不等白念婉回答,陈大夫人顺着陈妃的话出了声。
“娘娘所言极是,退一万步讲,就算世子真没想法,你作为世子的夫人,也该劝上一劝。”
“况且我听闻世子常带你出府,想必极为疼爱你。”
“有些时候夫人的枕边风,要比什么都管用得多。”
白念婉眼眸微闪,勾唇浅笑。
“夫人说笑了,夫君再是如何疼爱我,在大事上也是有主见的,不是我能三言两语就能劝得了的。”
她抬眸看向陈妃,声音柔柔:“娘娘深受皇恩,自然比我更加清楚,有些事情不能我们能够左右的,不是吗?”

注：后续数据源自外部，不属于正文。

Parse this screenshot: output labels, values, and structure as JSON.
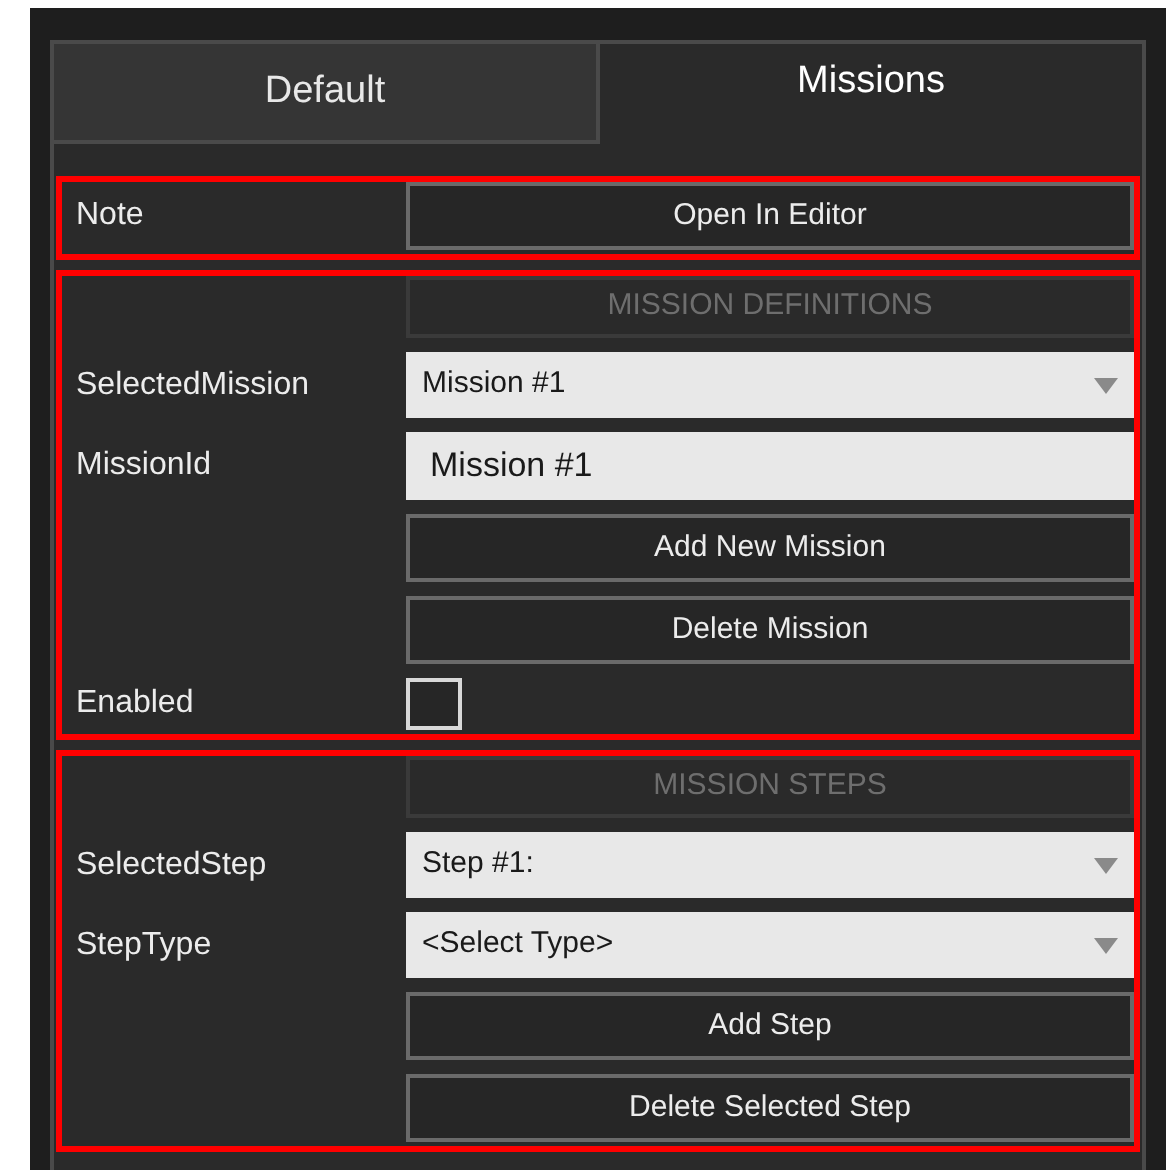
{
  "tabs": [
    {
      "label": "Default",
      "selected": false
    },
    {
      "label": "Missions",
      "selected": true
    }
  ],
  "sections": [
    {
      "rows": [
        {
          "kind": "button",
          "label": "Note",
          "text": "Open In Editor"
        }
      ]
    },
    {
      "rows": [
        {
          "kind": "header",
          "text": "MISSION DEFINITIONS"
        },
        {
          "kind": "combo",
          "label": "SelectedMission",
          "value": "Mission #1"
        },
        {
          "kind": "text",
          "label": "MissionId",
          "value": "Mission #1"
        },
        {
          "kind": "button",
          "text": "Add New Mission"
        },
        {
          "kind": "button",
          "text": "Delete Mission"
        },
        {
          "kind": "checkbox",
          "label": "Enabled",
          "checked": false
        }
      ]
    },
    {
      "rows": [
        {
          "kind": "header",
          "text": "MISSION STEPS"
        },
        {
          "kind": "combo",
          "label": "SelectedStep",
          "value": "Step #1:"
        },
        {
          "kind": "combo",
          "label": "StepType",
          "value": "<Select Type>"
        },
        {
          "kind": "button",
          "text": "Add Step"
        },
        {
          "kind": "button",
          "text": "Delete Selected Step"
        }
      ]
    }
  ]
}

她这话是在提醒陈妃五皇子选妃一事,最后都要看皇上的意思。
同时也向陈妃表明萧国公府的态度不会因她而有所改变。
陈妃听懂了,表情一滞,继而颔首:“那是当然。”
几人说话之时,御花园外,三皇子远远瞧着百花齐放的美景,起了兴致,看向身后的宫人。
“去给本殿准备笔墨,本殿要作画!”
他身旁的三皇子妃闻言,眉头皱得死紧。
今日陈妃在御花园内办了赏花宴,什么心思大家都清楚。
不就是想给五皇子选一个家世不凡的女子当皇子妃吗?
殿下生母早逝,母族本就式微,如此一来不就更加没机会了?
他怎能一点都不着急?眼里只有风景!
当真没志气!
三皇子妃颇有些恨铁不成钢,她出身名门,绝对不甘心只做一个闲散王爷的王妃。
“殿下,我们去给陈妃娘娘问安吧。”
顺便她再物色两个能够给三皇子带来助力的姐妹。
她想得很通透,只要能当上一国之母,没有什么是不能分享的。
三皇子面上犹豫:“爱妃,陈妃娘娘没有邀请我们,我们贸然过去,不好。”
“有何不好?殿下就是顾虑太多,有些好东西就得抢!”
三皇子不语,这时宫人将笔墨呈了过来,他眼神一下就亮了。
“爱妃,本殿给你画幅菊花图……”
三皇子妃跺了跺脚,简直要气死了。
“哼,殿下不去,那我去!”
园内,众人的诗都作完了。
三皇子妃来的时候陈妃正好选定了人,是礼部侍郎家的小姐,那女子喜笑颜开地谢恩。
见此,三皇子妃眉梢微挑,她先是朝陈妃见礼,接着看向那位小姐,问:“本妃方才听到的那诗甚好,不知你是谁家的姑娘?”
明晃晃地抢人。
白念婉轻掩嘴角,这位突然出现的三皇子妃真是个藏不住野心的人。
那位小姐怔愣一瞬,摸着陈妃赐下的镯子,倒是不知如何是好。
陈妃没有放在心上,反正她心仪的人选也不是此人。
“这位姑娘是礼部侍郎家的千金……”
陈妃一开口,三皇子妃就失了兴趣,原来家里没有实权啊。
难怪陈妃会这么好心。
三皇子妃环视一周,最后看向白念婉:“你是?”
白念婉微笑起身:“臣妇白氏,是萧国公府的儿媳。”
三皇子妃点点头:“原来是萧世子的夫人。”
这陈妃的心思当真不简单,萧国公府没有适龄的姑娘,就拉拢白家,想必在场的姑娘里面就有白念婉的姊妹。
她得要好好找找,如论如何都要将那姑娘纳进府做侧妃。
白锦心不知自己被三皇子妃盯上了,她还沉浸在自己还有机会的喜悦中。
……
御书房里,皇帝正批阅奏折,抬眼瞧见萧令安一副心不在焉的模样,暗自摇头。
“怎么?莫不是担心陈妃欺负你媳妇儿不成?”
萧令安被说的脸热。
小婉儿头一次去后宫赴宴,他牵挂些也实属正常吧?
皇帝想起近些时日萧国公和他提起的萧令安的变化,他看了一眼手中的奏折,说:“你父亲说你近日很是用功,朕便考考你,你且过来看看这折子,有何问题?”